A week before our second gathering in Rome, Benoît sends me via email a two-minute video clip recorded in his studio for a public presentation, scheduled at Villa Medici. In the clip, the camera zooms in on stuffed birds that I haven’t seen before and captures new paintings and sculptures. A music score, composed and performed by Maire’s friend (Hèctor Parra, also a resident of the Villa this year) on the grand piano in his living room, accompanies the visual discovery. It’s like being caught in a Hitchcockian crime scene. A round, white canvas impressed with the word FILOSOFIA and a wooden ball with the word ART come to the foreground; moments later I realise that they are being juggled horizontally by a young man who, as the end credits reveal, is the curator. To recap: the ART object falls from the philosophy tray, thus breaking the veil of the spectators’ disbelief. The viewer then questions whether they witnessed the curator’s unwarranted slippage or the artist’s perturbation plan, and if the two actions are consequential. This is a good example of Maire’s ability to construct a visual-logical proposition, directing the viewer’s gaze while distilling the visual information to a selection of signs, containing in turn layers of signifiers – which of course generates more questions.

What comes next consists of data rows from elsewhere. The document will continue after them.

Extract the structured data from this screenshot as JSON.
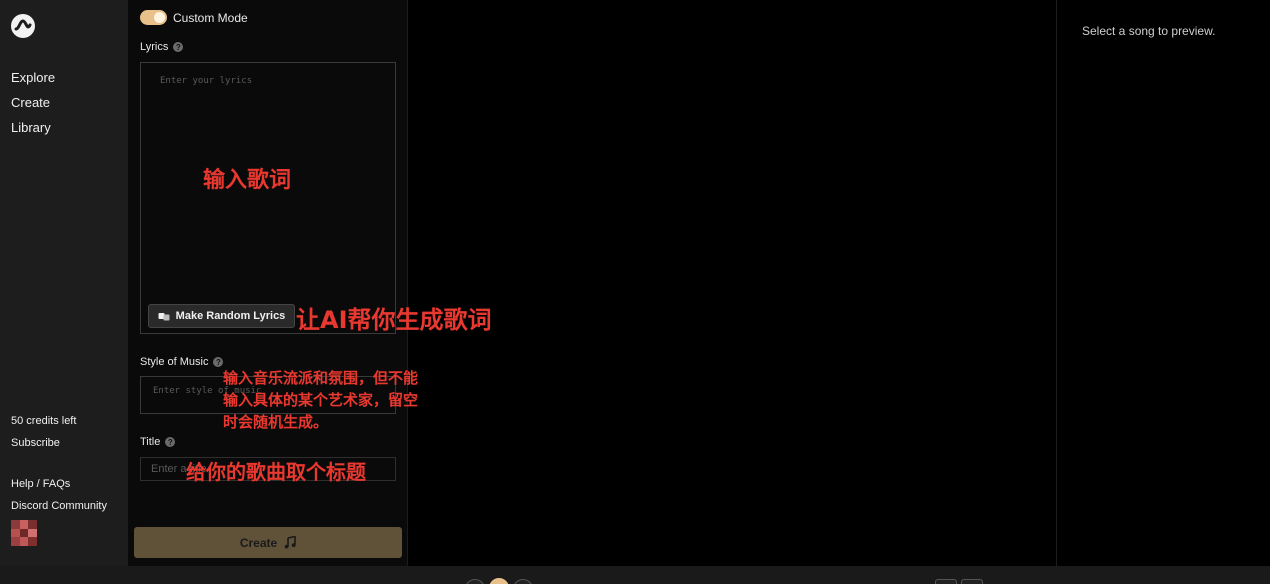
{
  "sidebar": {
    "nav": [
      {
        "label": "Explore"
      },
      {
        "label": "Create"
      },
      {
        "label": "Library"
      }
    ],
    "credits": "50 credits left",
    "subscribe": "Subscribe",
    "help": "Help / FAQs",
    "discord": "Discord Community"
  },
  "form": {
    "custom_mode_label": "Custom Mode",
    "custom_mode_on": true,
    "lyrics_label": "Lyrics",
    "lyrics_placeholder": "Enter your lyrics",
    "random_lyrics_label": "Make Random Lyrics",
    "style_label": "Style of Music",
    "style_placeholder": "Enter style of music",
    "title_label": "Title",
    "title_placeholder": "Enter a title",
    "create_label": "Create"
  },
  "preview": {
    "empty_text": "Select a song to preview."
  },
  "annotations": {
    "lyrics": "输入歌词",
    "ai_lyrics": "让AI帮你生成歌词",
    "style_line1": "输入音乐流派和氛围，但不能",
    "style_line2": "输入具体的某个艺术家，留空",
    "style_line3": "时会随机生成。",
    "title": "给你的歌曲取个标题"
  },
  "colors": {
    "accent": "#e8c08a",
    "create_button": "#5f5238",
    "annotation": "#e8382f",
    "sidebar_bg": "#1d1d1d"
  }
}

On 10 February 2022, there is a public talk in the cinema room of the Villa, held to present the behind-the-scenes of a text that is still being written and to introduce the artist (Benoît Maire) and the writer (myself) engaged in this experiment. The next day, I meet Benoît to shoot a short scene of a film he is making. He invited me to be part of it when I first came to Villa Medici. As a stage set, we are using the room of the previous night’s presentation as we left it: Maire requested that used glasses and water bottles were not to be removed. I sit again at the conference table, in the same spot I sat the night before, an image of a Maire artwork from 2010 projected behind me. Maire sent me the image beforehand and asked me to prepare a little speech in Italian from the point of view of an art historian, which happens to be my university qualification. The sculpture is titled La conference dechirée (The Torn Conference) and consists of a table with a transparent glass top, resting on three legs, two of which are made with different kinds of tree branches and the third a white sawhorse, which looks like an empty frame. I talk about Leonardo Da Vinci’s Last Supper in Santa Maria delle Grazie in Milano, Modernism and Les trois écologies, the 1989 essay by Felix Guattari which was the departure point for the exhibition I had just opened at MACTE Museo di Arte Contemporanea di Termoli, the museum I am directing on the Adriatic Coast of Italy. I am not sure whether this short recording will make the cut or exist only as waste material. I am still wondering if this was Benoît’s strategy all along: inserting me in one of his works, like a pawn in a chess game that we are continuing to play.